As fundamentals continue to improve across the nation, more multifamily developers are looking to break ground. Yet, many banks remain conservative in their approach to construction lending, and the Federal Housing Administration (FHA) remains completely blocked up.

So, some life insurance companies are now rolling out construction-to-perm programs to meet that demand and, in the process, capture some long-term multifamily business.

“There are quite a few life companies that are active in the construction-to-perm market now,” says William Ross, an executive vice president at Minneapolis-based Northmarq Capital. “A lot of developers are trying to get things done, but the banks are looking real hard at each deal, so it’s taking much longer to get a deal done.”
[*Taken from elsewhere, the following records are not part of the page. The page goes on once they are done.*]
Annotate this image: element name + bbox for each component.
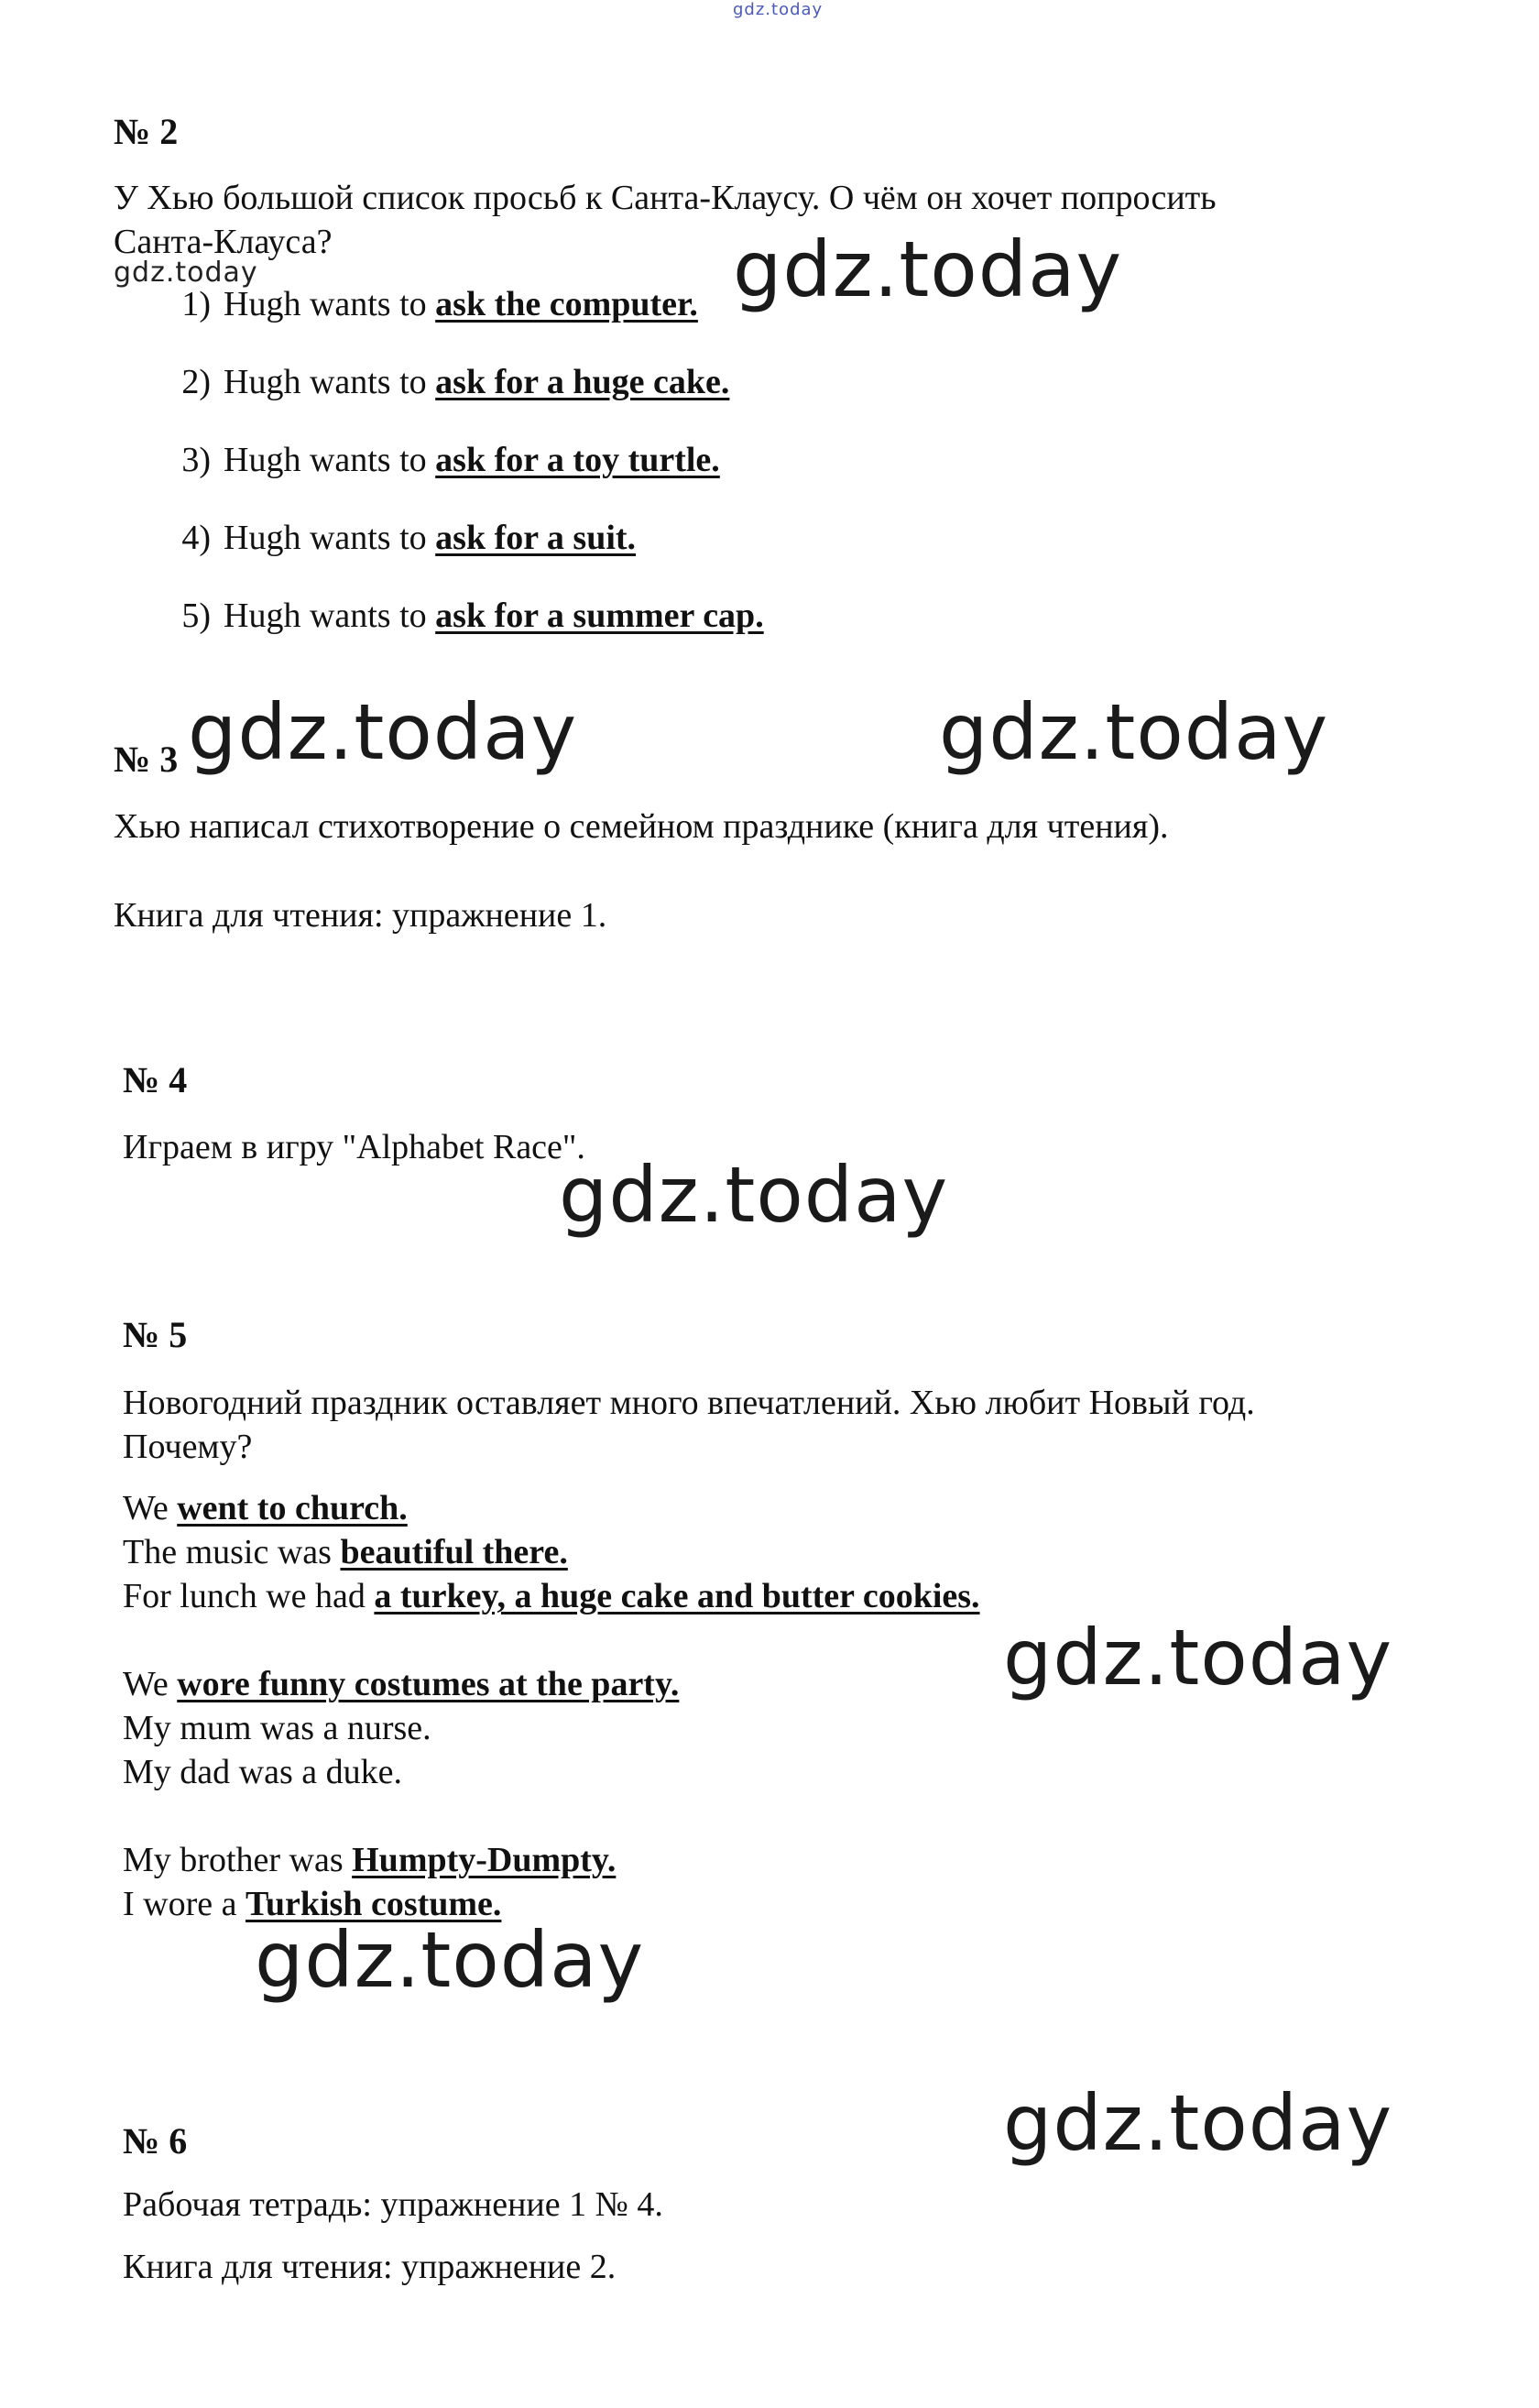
list-item — [163, 440, 720, 480]
poem-line — [123, 1838, 616, 1882]
watermark-3: gdz.today — [939, 687, 1329, 777]
watermark-small: gdz.today — [114, 257, 258, 289]
list-item — [163, 284, 698, 324]
item-number: 3) — [181, 441, 211, 479]
poem-line-text: We — [123, 1665, 178, 1703]
poem-line — [123, 1574, 980, 1618]
section-5-task-line-1: Новогодний праздник оставляет много впечатлений. Хью любит Новый год. — [123, 1384, 1255, 1422]
watermark-top: gdz.today — [733, 0, 824, 19]
item-number: 2) — [181, 363, 211, 401]
poem-line-text: We — [123, 1489, 178, 1527]
item-number: 1) — [181, 285, 211, 323]
watermark-7: gdz.today — [1003, 2078, 1393, 2168]
section-5-task-line-2: Почему? — [123, 1428, 253, 1466]
section-6-heading: № 6 — [123, 2120, 188, 2162]
list-item — [163, 596, 764, 636]
poem-line-text: My brother was — [123, 1841, 353, 1879]
item-prefix: Hugh wants to — [224, 519, 436, 557]
section-4-heading: № 4 — [123, 1059, 188, 1100]
item-answer: ask for a suit. — [435, 519, 637, 557]
watermark-5: gdz.today — [1003, 1613, 1393, 1702]
section-2-heading: № 2 — [114, 111, 179, 152]
section-6-line-2: Книга для чтения: упражнение 2. — [123, 2248, 617, 2286]
poem-line-answer: beautiful there. — [340, 1533, 568, 1571]
poem-line-answer: a turkey, a huge cake and butter cookies. — [374, 1577, 980, 1615]
poem-line-answer: Turkish costume. — [245, 1885, 502, 1923]
item-number: 4) — [181, 519, 211, 557]
section-2-task-line-2: Санта-Клауса? — [114, 223, 333, 261]
list-item — [163, 518, 636, 558]
item-prefix: Hugh wants to — [224, 441, 436, 479]
poem-line: My mum was a nurse. — [123, 1709, 431, 1747]
item-answer: ask for a huge cake. — [435, 363, 730, 401]
section-4-task: Играем в игру "Alphabet Race". — [123, 1128, 585, 1166]
item-prefix: Hugh wants to — [224, 597, 436, 635]
section-6-line-1: Рабочая тетрадь: упражнение 1 № 4. — [123, 2185, 663, 2224]
watermark-1: gdz.today — [733, 224, 1123, 314]
poem-line-answer: wore funny costumes at the party. — [177, 1665, 680, 1703]
section-2-task-line-1: У Хью большой список просьб к Санта-Клаусу. О чём он хочет попросить — [114, 179, 1217, 217]
section-3-note: Книга для чтения: упражнение 1. — [114, 896, 607, 935]
section-3-task: Хью написал стихотворение о семейном празднике (книга для чтения). — [114, 807, 1169, 846]
poem-line-text: I wore a — [123, 1885, 246, 1923]
item-answer: ask for a summer cap. — [435, 597, 764, 635]
item-prefix: Hugh wants to — [224, 363, 436, 401]
poem-line: My dad was a duke. — [123, 1753, 402, 1791]
watermark-6: gdz.today — [255, 1915, 645, 2005]
list-item — [163, 362, 729, 402]
poem-line — [123, 1530, 568, 1574]
poem-line — [123, 1662, 679, 1706]
poem-line-answer: Humpty-Dumpty. — [352, 1841, 617, 1879]
section-5-heading: № 5 — [123, 1314, 188, 1355]
section-3-heading: № 3 — [114, 739, 179, 780]
item-answer: ask the computer. — [435, 285, 698, 323]
poem-line-answer: went to church. — [177, 1489, 408, 1527]
item-prefix: Hugh wants to — [224, 285, 436, 323]
poem-line-text: For lunch we had — [123, 1577, 375, 1615]
item-number: 5) — [181, 597, 211, 635]
poem-line-text: The music was — [123, 1533, 341, 1571]
watermark-4: gdz.today — [559, 1150, 949, 1240]
poem-line — [123, 1486, 408, 1530]
item-answer: ask for a toy turtle. — [435, 441, 720, 479]
watermark-2: gdz.today — [188, 687, 578, 777]
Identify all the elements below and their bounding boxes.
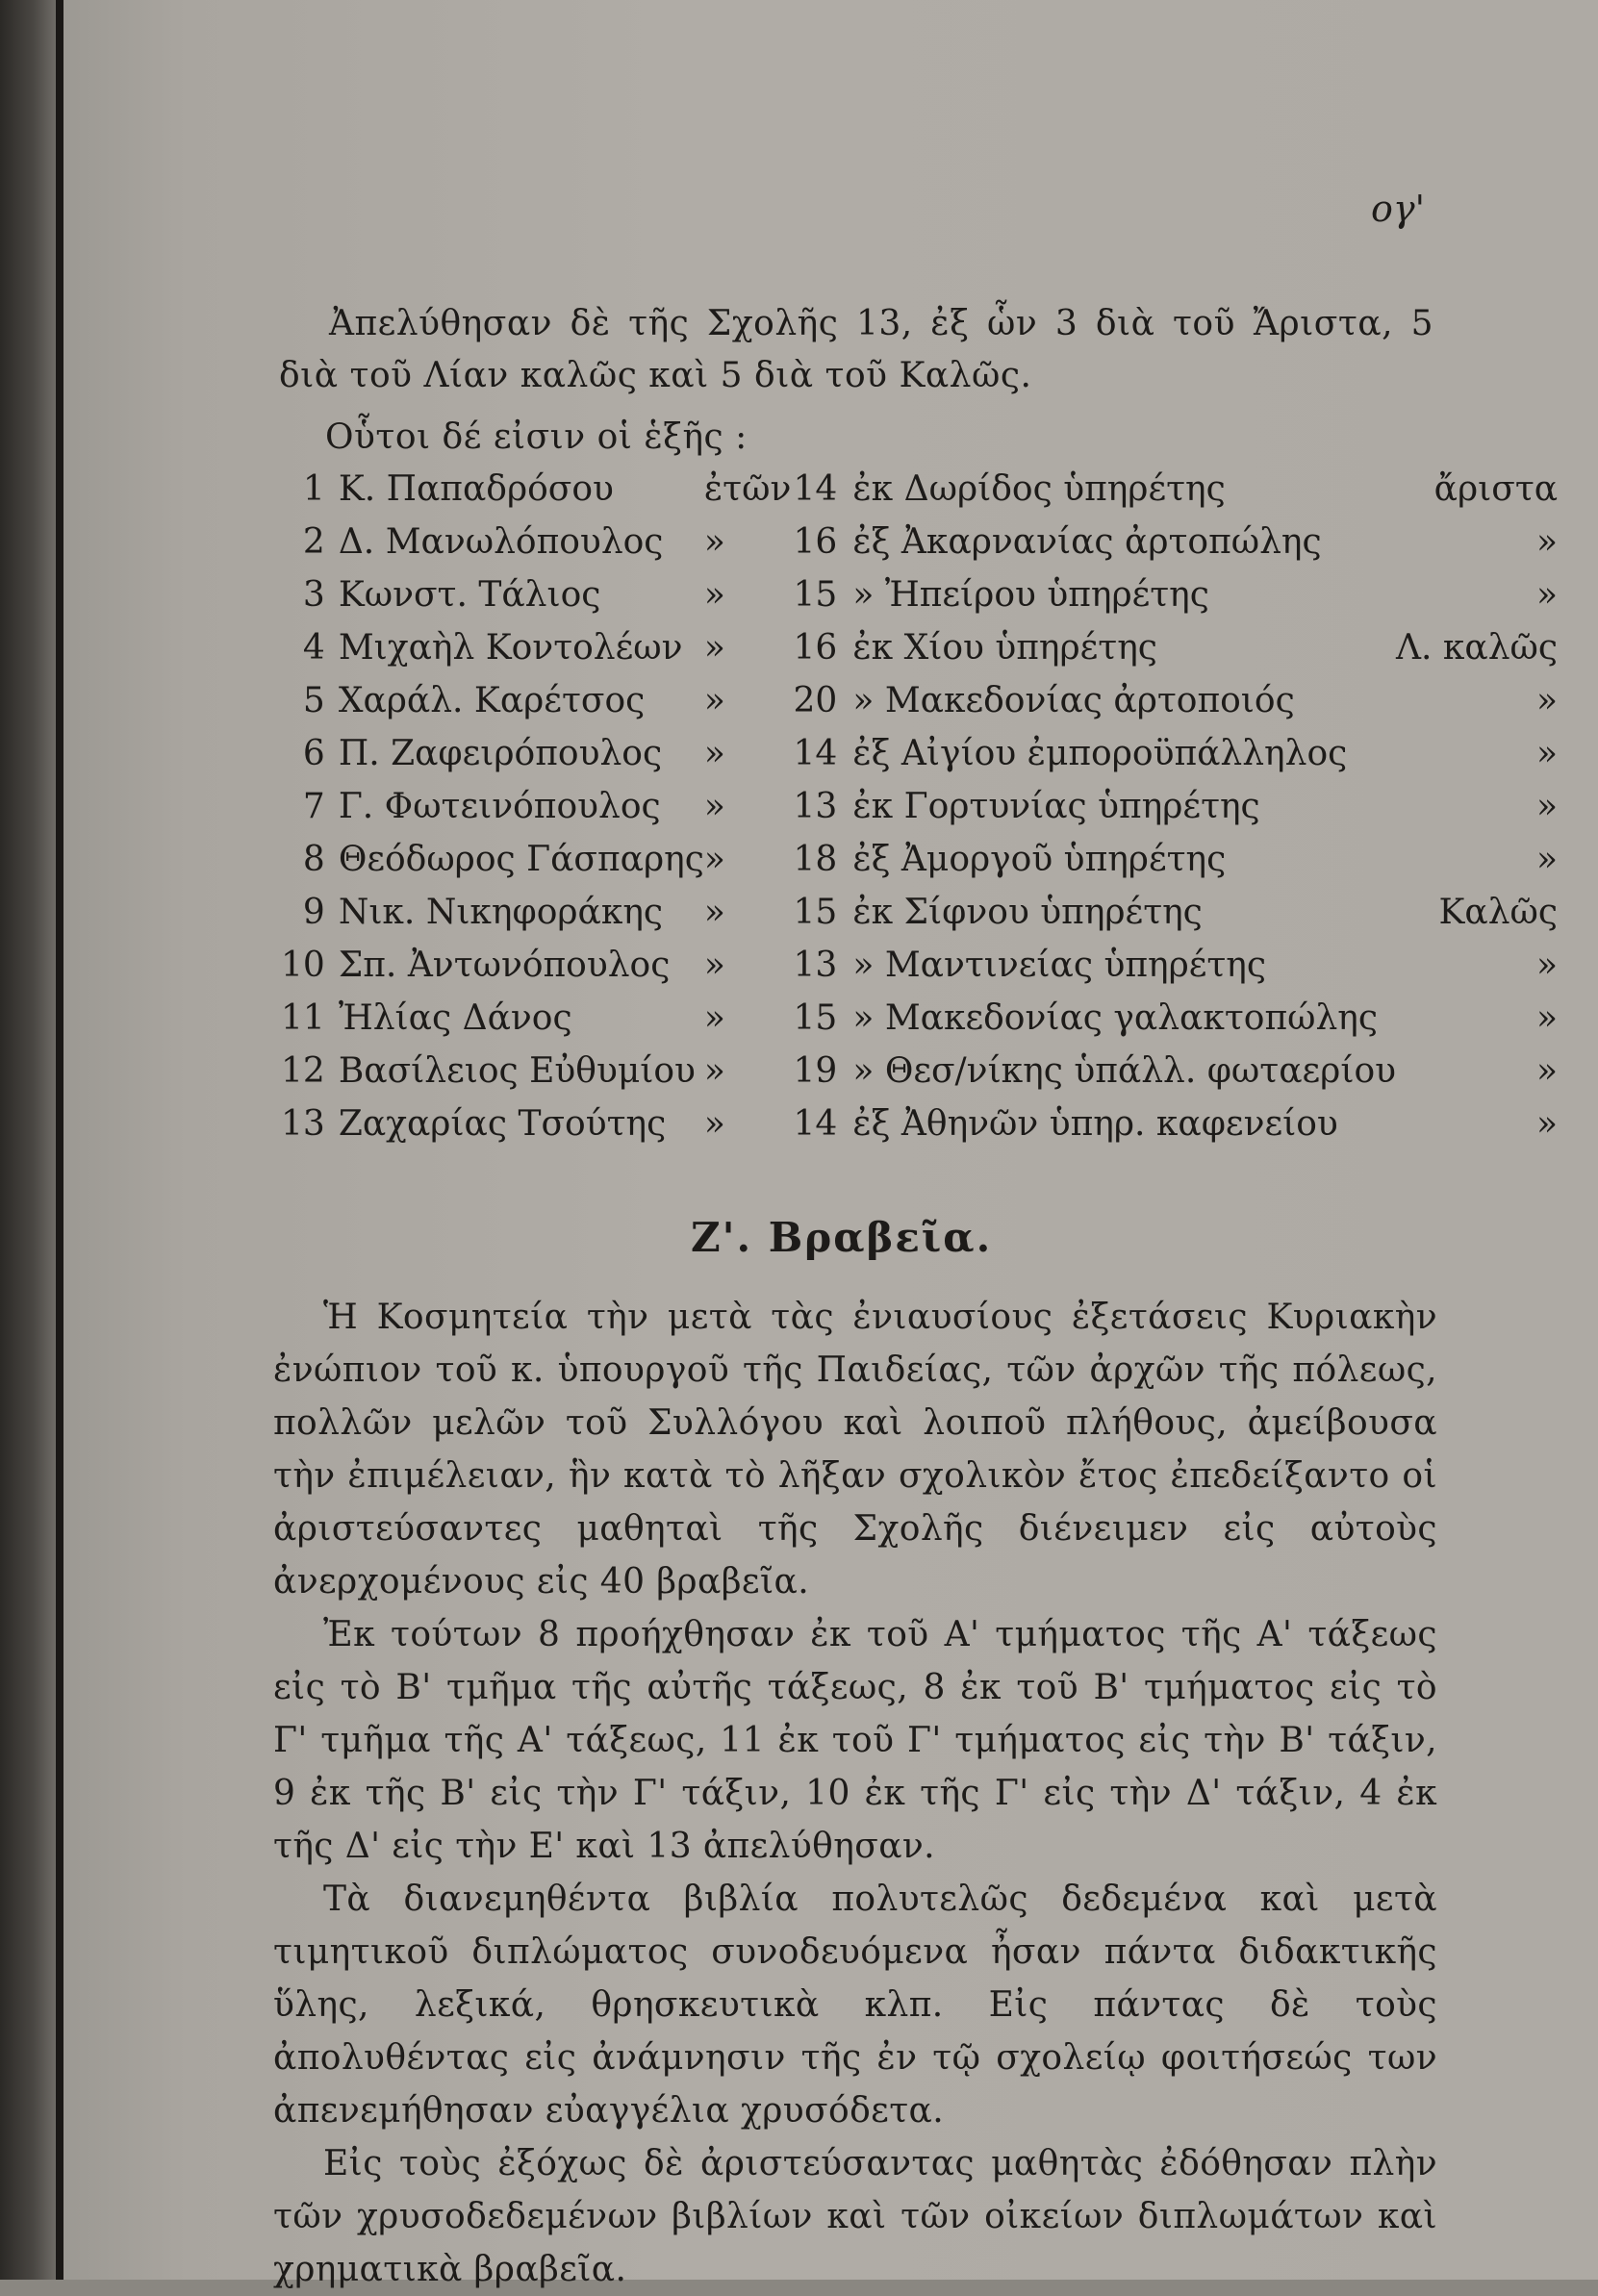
student-age: 15 — [793, 893, 838, 932]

When Magellan Development broke ground in June on The Coast at Lakeshore East, a 499-unit high-rise in Chicago, it did so armed with a $99 million construction-to-perm loan from Northwestern Mutual Life.

Pacific Life Insurance Co. and Prudential are also offering construction-to-perm executions, while MetLife is mulling whether to take its program off the shelf. At the beginning of the year, MetLife was poised to start offering that program again, but the company now finds itself processing permanent loans hand over fist.

“We’ve been busy financing stabilized properties—in fact, through the first half of 2011, we have more than doubled our volume for all of 2010,” says Mark Wilsmann, managing director of New York–based MetLife. “But we have not done any construction-perm loans.”

Life Companies vs. FHA
The other major provider of construction-to-perm loans is the FHA, through its Sec. 221(d)(4) program. And the FHA offers more beneficial terms than what most life companies are willing to provide. The (d)(4) program is nonrecourse, offers up to 83.3 percent loan-to-cost (LTC), and features a 35-year amortization. By comparison, most life companies would max out at 80 percent LTC and ask for a completion-of-construction guaranty and repayment guaranty.

Life companies also suffer in comparison with the FHA in terms of interest rates. A Sec. 221(d)(4) loan rate locking today would do so at 4.5 percent, while most life companies are offering 12- to 13-year construction-to-perms in the 5.75 percent to 6 percent range.

But the question is, do you have a couple of years to kill? Because if you’re going with a (d)(4), you’re going to need some patience. If you were just beginning the process, the deal would be underwritten at a 5 percent rate, but your actual rate would be subject to where market spreads are a year and a half from now.

“That’s an 18-month to two-year process; you would have to own the land so there’s not a ticker in terms of having to close,” says Ross. “But two years later, there could be four other projects around you.”

Like the FHA, life companies offer a blended fixed rate in their construction-to-perm programs, which has some pros and cons. On the negative side, the fixed-rate construction-period loan will be more expensive than a standard floating-rate loan that a bank would do, given today’s rock-bottom LIBOR rates.

But that’s a short-term consideration. On the plus side, you’re locking in today’s low rates for an additional 10 years (beyond your construction period). And given the end of the Federal Reserve’s Quantitative Easing program, many industry veterans are forecasting rising interest rates for the second half of the year.

So, by going with a life company construction-to-perm as opposed to a standard bank construction loan, you’re paying a higher rate for those first two years. But you’ll likely make up for it by mitigating the longer-term permanent interest-rate risk, and saving some money on processing costs.

“You’re picking up 10 years at a below-market rate, and that’s probably an advantage,” Ross says. “And it’s one close, so you save some money on title and fees and all that.”